どこか掴みどころのない、いつもの芝浦に見えた。


無理をしているのか、それとも本当に何ともないのか。


「ところで芝浦、さっき能田が猛烈な勢いで出て行ったんだが途中で見なかったか?」


俺が尋ねると芝浦は少し首を傾げ、あっさりとした口調で答えた。


「え? 能田ちゃん? いや見てないけど、なんかあったの?」


思わず一瞬言葉に詰まった。


能田はあの手帳の話をしてから特に様子がおかしくなった。


きっと触れてほしくないことだったのだろう。


「いや、きっと俺が変なことを言ってしまったのだろう」


それに対する芝浦の反応は少し意外だった。


「変な事?……あー、まぁ気にしなくていいんじゃない?」


明らかに何か心あたりがあるように見えた。


「ん?何か思い当たる節があるのか?」


「え?あ、いや!そういうわけじゃないって」


動揺しているのが見て取れた。


何か隠しているようにも見える、なんだか面白くない。


それはさておき。


「そうか……それより芝浦」


この間、随分と顔色が悪かったが。


本当に、何も無かったのか?


もう、大丈夫なのか?


そう続けられず、俺は言葉を飲み込んだ。


目の前の芝浦は、不思議そうな顔でこちらを見ている。


その表情には戸惑いのようなものとほんの少しだけ、何かを探るような色が浮かんでいるように見えた。

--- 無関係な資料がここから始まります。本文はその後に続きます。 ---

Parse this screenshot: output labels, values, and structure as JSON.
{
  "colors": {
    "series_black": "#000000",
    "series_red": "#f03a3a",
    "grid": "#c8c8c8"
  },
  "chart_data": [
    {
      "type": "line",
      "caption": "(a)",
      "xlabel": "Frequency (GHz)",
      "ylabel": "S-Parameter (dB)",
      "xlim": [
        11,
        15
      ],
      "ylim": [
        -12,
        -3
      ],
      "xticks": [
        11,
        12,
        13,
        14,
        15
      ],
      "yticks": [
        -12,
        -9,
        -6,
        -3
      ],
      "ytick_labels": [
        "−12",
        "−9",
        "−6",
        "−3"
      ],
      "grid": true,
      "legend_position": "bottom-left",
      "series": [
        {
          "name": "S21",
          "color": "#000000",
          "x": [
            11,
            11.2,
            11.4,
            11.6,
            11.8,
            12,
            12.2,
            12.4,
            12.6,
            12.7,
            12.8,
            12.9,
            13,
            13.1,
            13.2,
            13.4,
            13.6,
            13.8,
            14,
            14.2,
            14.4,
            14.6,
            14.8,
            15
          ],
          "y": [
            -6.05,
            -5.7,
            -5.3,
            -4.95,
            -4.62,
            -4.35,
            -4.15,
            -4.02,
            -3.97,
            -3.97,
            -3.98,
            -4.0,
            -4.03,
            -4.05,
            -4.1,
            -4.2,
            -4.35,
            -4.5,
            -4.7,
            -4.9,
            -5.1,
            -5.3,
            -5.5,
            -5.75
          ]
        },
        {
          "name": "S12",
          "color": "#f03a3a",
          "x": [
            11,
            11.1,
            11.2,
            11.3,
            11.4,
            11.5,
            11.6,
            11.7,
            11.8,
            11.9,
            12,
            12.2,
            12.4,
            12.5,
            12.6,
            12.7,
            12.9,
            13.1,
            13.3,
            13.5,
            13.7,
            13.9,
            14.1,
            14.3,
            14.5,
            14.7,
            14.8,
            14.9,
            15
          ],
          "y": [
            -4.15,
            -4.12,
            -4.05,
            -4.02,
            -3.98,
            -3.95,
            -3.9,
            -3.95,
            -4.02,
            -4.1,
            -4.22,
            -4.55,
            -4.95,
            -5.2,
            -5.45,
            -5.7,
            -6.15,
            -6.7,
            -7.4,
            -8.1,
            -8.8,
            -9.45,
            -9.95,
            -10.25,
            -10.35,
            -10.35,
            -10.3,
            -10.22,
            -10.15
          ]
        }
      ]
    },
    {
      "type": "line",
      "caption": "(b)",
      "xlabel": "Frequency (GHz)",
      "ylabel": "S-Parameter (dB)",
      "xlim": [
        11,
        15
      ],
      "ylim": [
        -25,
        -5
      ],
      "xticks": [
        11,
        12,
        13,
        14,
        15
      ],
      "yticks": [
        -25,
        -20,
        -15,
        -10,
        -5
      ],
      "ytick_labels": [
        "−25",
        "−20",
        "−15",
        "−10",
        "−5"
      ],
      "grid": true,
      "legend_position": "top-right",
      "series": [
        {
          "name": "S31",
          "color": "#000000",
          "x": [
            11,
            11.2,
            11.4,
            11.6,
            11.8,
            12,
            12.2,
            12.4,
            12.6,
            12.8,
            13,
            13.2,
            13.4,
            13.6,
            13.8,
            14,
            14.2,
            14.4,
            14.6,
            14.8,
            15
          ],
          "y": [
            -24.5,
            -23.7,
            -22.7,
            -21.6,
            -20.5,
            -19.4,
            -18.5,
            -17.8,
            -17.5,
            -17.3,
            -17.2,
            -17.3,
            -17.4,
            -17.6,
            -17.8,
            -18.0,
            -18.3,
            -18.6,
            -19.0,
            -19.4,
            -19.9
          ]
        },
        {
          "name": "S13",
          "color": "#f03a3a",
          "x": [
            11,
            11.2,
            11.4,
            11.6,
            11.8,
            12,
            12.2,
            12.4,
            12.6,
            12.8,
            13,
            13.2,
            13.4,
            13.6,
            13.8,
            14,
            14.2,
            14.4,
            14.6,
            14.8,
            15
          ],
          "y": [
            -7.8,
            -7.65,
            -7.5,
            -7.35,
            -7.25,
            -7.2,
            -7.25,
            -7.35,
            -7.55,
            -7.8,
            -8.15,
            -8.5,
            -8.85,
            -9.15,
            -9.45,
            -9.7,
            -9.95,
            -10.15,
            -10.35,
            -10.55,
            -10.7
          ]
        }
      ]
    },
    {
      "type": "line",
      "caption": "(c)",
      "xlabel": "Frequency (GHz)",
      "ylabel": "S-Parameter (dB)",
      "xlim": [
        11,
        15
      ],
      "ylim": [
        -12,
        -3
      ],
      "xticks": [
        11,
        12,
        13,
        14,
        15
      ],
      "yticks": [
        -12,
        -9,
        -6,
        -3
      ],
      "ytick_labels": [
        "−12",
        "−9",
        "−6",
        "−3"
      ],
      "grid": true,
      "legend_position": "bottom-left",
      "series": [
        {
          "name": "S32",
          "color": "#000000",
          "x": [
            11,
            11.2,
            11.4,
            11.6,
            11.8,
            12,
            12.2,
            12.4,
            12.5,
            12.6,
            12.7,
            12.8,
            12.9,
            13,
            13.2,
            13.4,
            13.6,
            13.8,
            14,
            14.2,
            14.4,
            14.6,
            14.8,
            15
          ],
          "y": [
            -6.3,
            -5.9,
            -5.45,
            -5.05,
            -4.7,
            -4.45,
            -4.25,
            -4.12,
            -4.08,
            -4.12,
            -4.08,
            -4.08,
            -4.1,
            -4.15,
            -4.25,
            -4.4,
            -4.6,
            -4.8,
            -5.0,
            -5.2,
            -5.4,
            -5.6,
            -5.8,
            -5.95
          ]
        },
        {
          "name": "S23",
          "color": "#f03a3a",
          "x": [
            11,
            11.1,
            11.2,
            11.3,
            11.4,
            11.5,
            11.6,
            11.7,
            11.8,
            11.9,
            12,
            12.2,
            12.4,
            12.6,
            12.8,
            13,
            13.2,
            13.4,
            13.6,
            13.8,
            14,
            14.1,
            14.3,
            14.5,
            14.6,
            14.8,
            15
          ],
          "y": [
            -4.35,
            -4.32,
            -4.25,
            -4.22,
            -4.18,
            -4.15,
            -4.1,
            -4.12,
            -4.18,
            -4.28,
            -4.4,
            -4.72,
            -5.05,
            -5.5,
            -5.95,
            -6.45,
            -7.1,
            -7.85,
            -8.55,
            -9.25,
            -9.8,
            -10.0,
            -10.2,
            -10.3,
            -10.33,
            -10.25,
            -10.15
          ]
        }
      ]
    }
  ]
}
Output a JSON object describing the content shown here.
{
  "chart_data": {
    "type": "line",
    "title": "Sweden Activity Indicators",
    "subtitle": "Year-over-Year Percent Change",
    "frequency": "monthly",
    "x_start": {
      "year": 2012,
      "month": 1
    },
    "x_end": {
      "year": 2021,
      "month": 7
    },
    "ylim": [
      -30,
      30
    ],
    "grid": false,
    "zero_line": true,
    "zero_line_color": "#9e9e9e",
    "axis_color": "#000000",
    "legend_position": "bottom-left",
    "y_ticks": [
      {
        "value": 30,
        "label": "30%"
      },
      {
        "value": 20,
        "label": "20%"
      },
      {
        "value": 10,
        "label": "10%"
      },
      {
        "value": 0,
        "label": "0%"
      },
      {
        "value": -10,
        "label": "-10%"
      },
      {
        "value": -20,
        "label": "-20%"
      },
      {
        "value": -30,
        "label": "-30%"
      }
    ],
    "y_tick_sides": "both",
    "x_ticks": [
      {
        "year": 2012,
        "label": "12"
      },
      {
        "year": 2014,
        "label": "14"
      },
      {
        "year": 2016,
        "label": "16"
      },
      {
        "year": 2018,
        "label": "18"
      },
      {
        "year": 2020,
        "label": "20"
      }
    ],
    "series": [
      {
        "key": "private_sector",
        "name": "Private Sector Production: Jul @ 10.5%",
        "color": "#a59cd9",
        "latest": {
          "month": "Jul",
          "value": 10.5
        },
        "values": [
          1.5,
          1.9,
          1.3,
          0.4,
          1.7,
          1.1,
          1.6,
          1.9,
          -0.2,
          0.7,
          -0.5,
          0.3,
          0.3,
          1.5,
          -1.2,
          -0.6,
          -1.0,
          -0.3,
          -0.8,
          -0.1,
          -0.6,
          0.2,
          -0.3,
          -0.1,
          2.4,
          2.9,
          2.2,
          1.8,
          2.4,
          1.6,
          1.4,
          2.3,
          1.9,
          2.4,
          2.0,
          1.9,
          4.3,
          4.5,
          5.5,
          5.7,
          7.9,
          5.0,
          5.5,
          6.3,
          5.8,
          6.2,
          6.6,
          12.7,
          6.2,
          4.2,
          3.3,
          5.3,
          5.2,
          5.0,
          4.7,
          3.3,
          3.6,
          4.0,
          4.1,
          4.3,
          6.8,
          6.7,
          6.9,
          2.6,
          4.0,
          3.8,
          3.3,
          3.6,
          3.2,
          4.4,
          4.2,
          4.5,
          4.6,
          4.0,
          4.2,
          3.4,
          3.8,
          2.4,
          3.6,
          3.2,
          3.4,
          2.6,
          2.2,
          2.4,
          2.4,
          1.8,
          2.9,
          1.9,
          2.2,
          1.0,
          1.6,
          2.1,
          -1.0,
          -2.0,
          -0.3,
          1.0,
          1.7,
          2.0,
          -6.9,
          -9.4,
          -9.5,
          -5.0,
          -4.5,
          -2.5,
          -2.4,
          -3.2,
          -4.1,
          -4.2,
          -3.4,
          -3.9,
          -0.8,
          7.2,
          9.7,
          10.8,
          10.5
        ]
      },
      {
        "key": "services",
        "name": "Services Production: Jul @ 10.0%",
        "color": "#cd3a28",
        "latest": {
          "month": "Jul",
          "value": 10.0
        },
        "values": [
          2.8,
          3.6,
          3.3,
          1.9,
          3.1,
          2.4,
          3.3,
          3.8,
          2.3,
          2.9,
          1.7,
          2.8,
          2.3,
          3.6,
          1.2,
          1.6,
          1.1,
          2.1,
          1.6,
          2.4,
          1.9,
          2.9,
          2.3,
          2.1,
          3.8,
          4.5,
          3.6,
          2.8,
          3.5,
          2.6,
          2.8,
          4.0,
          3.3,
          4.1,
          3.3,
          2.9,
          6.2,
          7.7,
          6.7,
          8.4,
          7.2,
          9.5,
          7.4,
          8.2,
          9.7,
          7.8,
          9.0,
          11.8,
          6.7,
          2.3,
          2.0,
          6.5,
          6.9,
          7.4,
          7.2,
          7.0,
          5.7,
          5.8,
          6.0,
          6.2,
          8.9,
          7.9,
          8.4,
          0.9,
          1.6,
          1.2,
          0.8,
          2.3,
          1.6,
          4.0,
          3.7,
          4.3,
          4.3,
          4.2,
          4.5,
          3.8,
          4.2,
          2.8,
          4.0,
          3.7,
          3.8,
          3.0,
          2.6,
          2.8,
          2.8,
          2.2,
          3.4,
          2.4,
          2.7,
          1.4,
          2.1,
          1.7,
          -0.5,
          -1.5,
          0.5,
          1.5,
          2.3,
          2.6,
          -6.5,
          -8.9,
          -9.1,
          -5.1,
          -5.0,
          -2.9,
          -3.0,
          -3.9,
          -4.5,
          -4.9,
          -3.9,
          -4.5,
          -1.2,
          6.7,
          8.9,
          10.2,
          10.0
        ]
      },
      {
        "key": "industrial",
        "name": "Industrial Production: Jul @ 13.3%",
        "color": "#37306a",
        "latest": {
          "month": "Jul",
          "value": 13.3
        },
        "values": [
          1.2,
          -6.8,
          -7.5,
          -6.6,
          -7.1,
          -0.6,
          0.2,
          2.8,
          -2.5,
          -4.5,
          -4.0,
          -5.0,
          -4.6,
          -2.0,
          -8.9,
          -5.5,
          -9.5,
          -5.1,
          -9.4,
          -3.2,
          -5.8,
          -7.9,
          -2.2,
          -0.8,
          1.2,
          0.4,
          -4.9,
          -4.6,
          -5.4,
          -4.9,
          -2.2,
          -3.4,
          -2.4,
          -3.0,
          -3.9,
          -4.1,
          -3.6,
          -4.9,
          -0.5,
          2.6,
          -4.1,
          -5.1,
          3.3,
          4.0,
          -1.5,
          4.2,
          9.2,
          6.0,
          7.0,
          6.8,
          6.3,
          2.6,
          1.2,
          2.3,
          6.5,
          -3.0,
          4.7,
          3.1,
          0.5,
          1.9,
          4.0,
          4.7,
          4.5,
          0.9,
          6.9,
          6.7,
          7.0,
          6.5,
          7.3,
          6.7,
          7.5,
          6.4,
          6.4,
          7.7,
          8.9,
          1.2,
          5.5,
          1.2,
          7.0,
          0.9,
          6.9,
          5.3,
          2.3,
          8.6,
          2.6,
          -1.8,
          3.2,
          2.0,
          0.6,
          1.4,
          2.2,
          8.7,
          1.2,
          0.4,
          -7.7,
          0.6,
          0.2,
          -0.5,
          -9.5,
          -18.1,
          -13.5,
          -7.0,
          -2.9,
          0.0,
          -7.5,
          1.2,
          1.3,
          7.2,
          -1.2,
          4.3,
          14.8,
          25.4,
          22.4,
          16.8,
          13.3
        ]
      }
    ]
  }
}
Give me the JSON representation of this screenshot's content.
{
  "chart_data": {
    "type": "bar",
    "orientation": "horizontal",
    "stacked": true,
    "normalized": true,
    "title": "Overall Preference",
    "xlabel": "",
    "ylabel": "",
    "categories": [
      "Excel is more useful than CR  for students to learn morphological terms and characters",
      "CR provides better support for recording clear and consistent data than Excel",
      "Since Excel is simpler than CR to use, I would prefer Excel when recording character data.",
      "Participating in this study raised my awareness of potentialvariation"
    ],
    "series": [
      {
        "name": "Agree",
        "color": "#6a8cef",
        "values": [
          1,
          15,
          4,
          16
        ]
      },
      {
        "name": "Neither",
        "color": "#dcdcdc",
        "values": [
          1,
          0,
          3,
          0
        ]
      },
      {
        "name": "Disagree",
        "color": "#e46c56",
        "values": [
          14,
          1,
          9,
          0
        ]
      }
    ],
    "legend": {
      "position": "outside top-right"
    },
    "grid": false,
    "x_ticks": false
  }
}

今こいつに何を言っても、きっとまた何でもないと笑って誤魔化されてしまうだけだろう。


それに隠したいと思っていることを、無理矢理抉じ開ける様な事をするのは正しいことなのか。


俺のこの気掛かりもただの杞憂で、過剰な心配なのかもしれない。


そう思うと、それ以上踏み込むことを躊躇してしまった。


「……いや悪い、やはり何でもない」


結局俺はそう詫びて、話を終わらせた。


芝浦は一瞬何か言いたそうな顔をした。


だがすぐにいつもの調子に戻り、


「なんだよ、変な奴!」


そう軽く笑った。


その笑顔を見ても、俺の中にくすぶる疑念や心配は完全には消えなかった。


窓の外ではもうすっかり日が傾き、長い影が部室の床に伸びていた。